Towards a Training Free Approach for 3D Scene Editing

Text driven diffusion models have shown remarkable capabilities in editing images. However, when editing 3D scenes, existing works mostly rely on training a NeRF for 3D editing. Recent NeRF editing methods leverages edit operations by deploying 2D diffusion models and project these edits into 3D space. They require strong positional priors alongside text prompt to identify the edit location. These methods are operational on small 3D scenes and are more generalized to particular scene. They require training for each specific edit and cannot be exploited in real-time edits. To address these limitations, we propose a novel method, FreeEdit, to make edits in training free manner using mesh representations as a substitute for NeRF. Training-free methods are now a possibility because of the advances in foundation model's space.

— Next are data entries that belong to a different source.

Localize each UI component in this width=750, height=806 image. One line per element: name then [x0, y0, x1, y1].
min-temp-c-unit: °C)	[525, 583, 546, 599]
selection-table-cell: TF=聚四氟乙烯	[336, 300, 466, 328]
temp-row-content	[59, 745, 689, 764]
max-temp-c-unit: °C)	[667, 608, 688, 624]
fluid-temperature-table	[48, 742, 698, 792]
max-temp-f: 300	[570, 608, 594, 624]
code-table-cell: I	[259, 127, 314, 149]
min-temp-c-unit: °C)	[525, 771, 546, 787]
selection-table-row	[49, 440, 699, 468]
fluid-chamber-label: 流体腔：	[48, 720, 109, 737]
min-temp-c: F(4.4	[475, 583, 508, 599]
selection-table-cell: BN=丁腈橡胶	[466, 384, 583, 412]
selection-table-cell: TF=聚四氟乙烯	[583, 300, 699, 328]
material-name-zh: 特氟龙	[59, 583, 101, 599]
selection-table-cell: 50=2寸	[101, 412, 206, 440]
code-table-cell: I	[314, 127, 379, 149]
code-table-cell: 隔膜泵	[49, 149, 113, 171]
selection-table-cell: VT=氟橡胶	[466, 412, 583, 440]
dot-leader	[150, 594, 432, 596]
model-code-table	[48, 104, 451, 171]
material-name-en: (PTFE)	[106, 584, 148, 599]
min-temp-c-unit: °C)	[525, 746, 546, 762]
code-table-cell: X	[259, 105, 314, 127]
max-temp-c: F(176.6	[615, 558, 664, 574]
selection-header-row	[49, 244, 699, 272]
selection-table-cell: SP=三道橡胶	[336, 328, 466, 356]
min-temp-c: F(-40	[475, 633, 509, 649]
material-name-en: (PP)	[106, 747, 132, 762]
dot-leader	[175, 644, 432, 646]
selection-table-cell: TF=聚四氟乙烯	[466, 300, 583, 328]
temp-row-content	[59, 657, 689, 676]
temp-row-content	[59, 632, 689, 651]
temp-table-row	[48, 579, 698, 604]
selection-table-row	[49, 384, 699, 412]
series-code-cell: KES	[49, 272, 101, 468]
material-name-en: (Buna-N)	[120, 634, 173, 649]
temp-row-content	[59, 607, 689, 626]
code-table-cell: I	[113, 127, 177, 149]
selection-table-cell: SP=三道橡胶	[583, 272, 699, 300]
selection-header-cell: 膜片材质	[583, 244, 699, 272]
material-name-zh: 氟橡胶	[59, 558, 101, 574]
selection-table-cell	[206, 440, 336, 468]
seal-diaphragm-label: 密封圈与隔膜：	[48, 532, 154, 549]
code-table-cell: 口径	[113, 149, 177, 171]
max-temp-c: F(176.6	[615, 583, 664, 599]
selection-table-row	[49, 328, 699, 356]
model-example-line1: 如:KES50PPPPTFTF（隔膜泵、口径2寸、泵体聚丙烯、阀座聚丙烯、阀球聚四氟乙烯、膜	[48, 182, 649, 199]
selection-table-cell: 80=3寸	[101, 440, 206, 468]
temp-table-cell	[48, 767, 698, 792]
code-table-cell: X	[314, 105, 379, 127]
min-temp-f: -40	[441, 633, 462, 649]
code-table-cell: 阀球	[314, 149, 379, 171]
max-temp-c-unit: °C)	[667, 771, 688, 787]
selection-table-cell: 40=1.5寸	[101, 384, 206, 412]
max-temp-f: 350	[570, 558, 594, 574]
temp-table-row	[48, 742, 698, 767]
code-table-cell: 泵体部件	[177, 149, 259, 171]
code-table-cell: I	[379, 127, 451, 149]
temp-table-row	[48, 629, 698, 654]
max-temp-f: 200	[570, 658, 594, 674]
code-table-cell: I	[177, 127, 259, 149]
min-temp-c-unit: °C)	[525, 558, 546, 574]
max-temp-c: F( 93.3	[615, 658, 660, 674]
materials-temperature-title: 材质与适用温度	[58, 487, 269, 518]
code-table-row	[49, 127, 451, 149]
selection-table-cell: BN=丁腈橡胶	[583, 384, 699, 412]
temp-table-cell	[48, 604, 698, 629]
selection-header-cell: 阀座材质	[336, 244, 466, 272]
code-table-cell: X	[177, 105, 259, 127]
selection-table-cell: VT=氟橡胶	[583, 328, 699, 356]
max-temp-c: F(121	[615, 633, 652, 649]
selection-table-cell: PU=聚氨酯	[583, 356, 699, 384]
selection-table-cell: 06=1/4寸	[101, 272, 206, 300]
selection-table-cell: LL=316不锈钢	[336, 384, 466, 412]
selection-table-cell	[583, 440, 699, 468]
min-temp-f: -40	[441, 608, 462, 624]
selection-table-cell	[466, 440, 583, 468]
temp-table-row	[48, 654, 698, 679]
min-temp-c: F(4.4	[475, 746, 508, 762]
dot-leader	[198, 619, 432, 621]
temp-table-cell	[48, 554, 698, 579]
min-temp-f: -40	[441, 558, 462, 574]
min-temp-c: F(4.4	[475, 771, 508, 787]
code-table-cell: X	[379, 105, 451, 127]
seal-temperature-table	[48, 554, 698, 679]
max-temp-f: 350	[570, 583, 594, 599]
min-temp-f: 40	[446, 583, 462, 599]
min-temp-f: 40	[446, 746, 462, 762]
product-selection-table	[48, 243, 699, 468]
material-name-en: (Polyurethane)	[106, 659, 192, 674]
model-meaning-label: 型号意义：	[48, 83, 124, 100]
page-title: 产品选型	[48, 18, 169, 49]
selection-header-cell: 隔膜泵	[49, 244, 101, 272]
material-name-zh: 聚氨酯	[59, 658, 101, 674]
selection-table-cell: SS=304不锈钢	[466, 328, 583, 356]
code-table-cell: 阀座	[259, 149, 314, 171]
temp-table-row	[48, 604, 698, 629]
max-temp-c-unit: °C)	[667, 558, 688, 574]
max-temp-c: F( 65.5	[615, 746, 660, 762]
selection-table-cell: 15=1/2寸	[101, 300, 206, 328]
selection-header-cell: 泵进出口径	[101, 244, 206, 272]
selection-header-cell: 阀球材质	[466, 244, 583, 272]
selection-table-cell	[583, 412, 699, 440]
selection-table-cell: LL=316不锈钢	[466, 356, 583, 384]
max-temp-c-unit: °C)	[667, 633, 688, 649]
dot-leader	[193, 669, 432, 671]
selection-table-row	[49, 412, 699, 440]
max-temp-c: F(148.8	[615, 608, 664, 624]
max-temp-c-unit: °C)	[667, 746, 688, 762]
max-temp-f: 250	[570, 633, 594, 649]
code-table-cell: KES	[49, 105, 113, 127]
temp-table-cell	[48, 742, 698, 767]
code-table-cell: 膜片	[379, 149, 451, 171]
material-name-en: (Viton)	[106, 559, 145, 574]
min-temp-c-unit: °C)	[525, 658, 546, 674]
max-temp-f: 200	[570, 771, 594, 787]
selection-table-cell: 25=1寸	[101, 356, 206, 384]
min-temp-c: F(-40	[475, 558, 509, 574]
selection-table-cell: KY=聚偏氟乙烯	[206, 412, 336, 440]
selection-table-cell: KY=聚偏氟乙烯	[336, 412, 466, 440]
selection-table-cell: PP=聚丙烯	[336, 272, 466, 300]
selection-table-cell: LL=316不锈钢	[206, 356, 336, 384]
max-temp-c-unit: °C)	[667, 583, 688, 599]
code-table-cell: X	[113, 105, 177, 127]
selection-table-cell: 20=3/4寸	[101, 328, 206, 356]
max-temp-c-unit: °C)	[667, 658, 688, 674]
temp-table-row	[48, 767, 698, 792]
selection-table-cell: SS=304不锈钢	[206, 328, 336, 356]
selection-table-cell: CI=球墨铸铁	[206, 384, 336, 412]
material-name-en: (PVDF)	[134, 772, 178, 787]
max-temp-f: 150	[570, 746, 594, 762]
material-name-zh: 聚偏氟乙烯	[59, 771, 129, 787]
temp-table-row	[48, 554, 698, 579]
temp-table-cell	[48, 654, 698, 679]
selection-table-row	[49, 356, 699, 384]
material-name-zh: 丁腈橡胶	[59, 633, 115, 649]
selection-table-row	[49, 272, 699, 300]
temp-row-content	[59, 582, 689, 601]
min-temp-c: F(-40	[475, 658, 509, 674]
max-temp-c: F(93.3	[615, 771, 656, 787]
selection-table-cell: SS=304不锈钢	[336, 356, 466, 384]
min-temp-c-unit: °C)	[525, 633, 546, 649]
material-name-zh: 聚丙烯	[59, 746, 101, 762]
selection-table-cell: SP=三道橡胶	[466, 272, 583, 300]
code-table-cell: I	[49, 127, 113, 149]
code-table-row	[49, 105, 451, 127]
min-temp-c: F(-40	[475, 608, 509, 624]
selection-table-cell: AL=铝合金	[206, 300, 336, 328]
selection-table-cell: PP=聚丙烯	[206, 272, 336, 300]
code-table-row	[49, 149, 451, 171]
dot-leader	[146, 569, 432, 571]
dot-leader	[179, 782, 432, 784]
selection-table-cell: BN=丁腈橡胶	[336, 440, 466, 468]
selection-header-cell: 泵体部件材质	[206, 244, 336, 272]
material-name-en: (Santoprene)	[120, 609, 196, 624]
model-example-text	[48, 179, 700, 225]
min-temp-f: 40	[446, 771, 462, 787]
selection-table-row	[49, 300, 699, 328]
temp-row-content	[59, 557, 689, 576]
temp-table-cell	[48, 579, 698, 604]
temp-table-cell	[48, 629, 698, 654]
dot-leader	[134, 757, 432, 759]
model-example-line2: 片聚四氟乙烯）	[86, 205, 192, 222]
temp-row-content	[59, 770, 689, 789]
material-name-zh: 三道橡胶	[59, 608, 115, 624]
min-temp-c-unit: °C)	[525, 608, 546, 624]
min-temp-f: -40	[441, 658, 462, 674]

We leverage these models to bring a training-free alternative and introduce solutions for insertion, replacement and deletion. We consider insertion, replacement and deletion as basic blocks for performing intricate edits with certain combinations of these operations. Given a text prompt and a 3D scene, our model is capable of identifying what object should be inserted/replaced or deleted and location where edit should be performed. We also introduce a novel algorithm as part of FreeEdit to find the optimal location on grounding object for placement. We evaluate our model by comparing it with baseline models on a wide range of scenes using quantitative and qualitative metrics and showcase the merits of our method with respect to others.

翻译：文本驱动的扩散模型在图像编辑方面已展现出卓越能力。然而，在编辑三维场景时，现有研究大多依赖训练神经辐射场（NeRF）进行三维编辑。近期的NeRF编辑方法通过部署二维扩散模型实施编辑操作，并将这些编辑投影至三维空间。这些方法需要结合文本提示与强位置先验来识别编辑位置，适用于小型三维场景且更偏向特定场景的泛化。它们需要对每次具体编辑进行训练，无法实现实时编辑。为克服这些局限，我们提出一种名为FreeEdit的新方法，以网格表示替代NeRF，实现无需训练的编辑。得益于基础模型空间的进展，无需训练的方法已成为可能。我们利用这些模型提出无需训练的替代方案，并针对插入、替换和删除操作提出解决方案。我们将插入、替换与删除视为执行复杂编辑的基本构建模块，通过特定操作组合实现精细编辑。给定文本提示与三维场景，我们的模型能够识别应插入/替换或删除的对象及其编辑位置。作为FreeEdit的组成部分，我们还提出一种新颖算法，用于在接地对象上寻找最优放置位置。我们通过定量与定性指标，在广泛场景中与基线模型进行比较来评估本模型，并展示本方法相较于其他方法的优势。